Would you like some real fun with clemency? Consider Nixon’s conditional pardon of Jimmy Hoffa. Or Ford’s oft-questioned pardon of Nixon. As highly as I have always regarded the man, Reagan’s pardon of George Steinbrenner always struck me as wrong. While Clinton’s pardon of Mark Rich got the headlines, it was his decision to commute the sentence of the FALN terrorists that really got me going.

There is a grand history of presidential pardons, and, for all of Andrew Sullivan’s foaming at the mouth, this one is unlikely to be remembered in the same way that we remember Washington’s pardon of the Whiskey Rebellion leaders.

President Bush was well within his constitutional rights and purview. Further, by leaving much of Scooter Libby’s punishment intact (only commuting the jail time), he leaves significant judgments against Libby and angers that part of the right who insist that nothing less than a full pardon is appropriate.
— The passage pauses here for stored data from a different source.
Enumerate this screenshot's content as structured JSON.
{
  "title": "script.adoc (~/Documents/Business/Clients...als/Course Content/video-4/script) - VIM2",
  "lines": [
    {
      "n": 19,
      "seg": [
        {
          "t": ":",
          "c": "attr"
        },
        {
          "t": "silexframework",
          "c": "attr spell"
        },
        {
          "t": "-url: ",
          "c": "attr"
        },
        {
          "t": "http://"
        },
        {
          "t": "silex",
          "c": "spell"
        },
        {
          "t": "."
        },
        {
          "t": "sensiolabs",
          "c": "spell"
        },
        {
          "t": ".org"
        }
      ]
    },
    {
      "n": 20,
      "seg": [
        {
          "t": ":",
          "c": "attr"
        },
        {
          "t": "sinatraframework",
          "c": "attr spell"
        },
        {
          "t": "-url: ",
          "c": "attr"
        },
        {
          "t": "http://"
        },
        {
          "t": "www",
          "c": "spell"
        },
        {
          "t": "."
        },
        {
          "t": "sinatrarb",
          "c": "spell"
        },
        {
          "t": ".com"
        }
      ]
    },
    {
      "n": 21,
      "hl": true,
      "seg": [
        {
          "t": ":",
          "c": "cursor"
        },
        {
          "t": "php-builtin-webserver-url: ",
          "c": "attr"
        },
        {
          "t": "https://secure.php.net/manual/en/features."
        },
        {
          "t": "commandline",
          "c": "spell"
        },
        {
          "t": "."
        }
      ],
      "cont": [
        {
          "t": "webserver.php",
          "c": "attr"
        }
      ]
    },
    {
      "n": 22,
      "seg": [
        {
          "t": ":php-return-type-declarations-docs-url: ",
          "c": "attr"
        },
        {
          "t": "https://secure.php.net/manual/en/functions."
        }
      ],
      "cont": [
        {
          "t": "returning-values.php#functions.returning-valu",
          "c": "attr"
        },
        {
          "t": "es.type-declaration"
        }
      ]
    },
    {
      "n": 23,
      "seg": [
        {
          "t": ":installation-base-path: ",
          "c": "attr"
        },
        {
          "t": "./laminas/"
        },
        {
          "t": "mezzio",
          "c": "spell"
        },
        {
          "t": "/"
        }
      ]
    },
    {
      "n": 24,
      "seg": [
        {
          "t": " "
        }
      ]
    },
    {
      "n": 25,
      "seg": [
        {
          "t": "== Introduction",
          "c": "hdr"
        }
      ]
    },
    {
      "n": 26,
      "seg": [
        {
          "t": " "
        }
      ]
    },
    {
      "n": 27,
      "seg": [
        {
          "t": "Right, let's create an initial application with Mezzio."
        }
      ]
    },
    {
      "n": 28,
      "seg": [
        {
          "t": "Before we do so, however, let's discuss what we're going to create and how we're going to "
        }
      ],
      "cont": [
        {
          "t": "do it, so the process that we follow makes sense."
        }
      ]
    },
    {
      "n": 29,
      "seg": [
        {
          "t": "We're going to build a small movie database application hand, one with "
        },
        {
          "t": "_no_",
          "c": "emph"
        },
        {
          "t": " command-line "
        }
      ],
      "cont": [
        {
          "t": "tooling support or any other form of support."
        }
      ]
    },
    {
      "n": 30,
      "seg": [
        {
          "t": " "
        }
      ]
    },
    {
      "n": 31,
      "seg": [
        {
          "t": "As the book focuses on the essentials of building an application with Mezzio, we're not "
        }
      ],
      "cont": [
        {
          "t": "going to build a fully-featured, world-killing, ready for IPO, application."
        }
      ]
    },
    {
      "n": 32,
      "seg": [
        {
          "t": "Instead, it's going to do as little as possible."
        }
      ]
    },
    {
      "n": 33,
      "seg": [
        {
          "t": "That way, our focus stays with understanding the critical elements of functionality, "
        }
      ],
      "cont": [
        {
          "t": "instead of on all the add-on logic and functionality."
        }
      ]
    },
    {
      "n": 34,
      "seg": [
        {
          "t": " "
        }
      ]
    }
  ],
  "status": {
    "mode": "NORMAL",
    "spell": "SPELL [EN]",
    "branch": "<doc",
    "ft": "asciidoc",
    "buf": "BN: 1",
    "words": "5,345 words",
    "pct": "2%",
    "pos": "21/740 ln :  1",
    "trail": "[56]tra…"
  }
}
Sullivan, breaking out loaded terms like “the royal court” and “it’s good to be the king”, now seems to be indicating that the commuted sentence is an effort by the Bush administration to make sure that Libby stays quiet “about the war crimes of the president and vice-president”.

He’s slipping into conspiracy-theory land, isn’t he?

How about we just go with what the president has given us: he thinks that the sentence handed down was too harsh and he undertook to rectify the problem. Simple. There is nothing spectacular about this act of clemency; certainly, there is nothing either unconstitutional or out of the ordinary to be seen.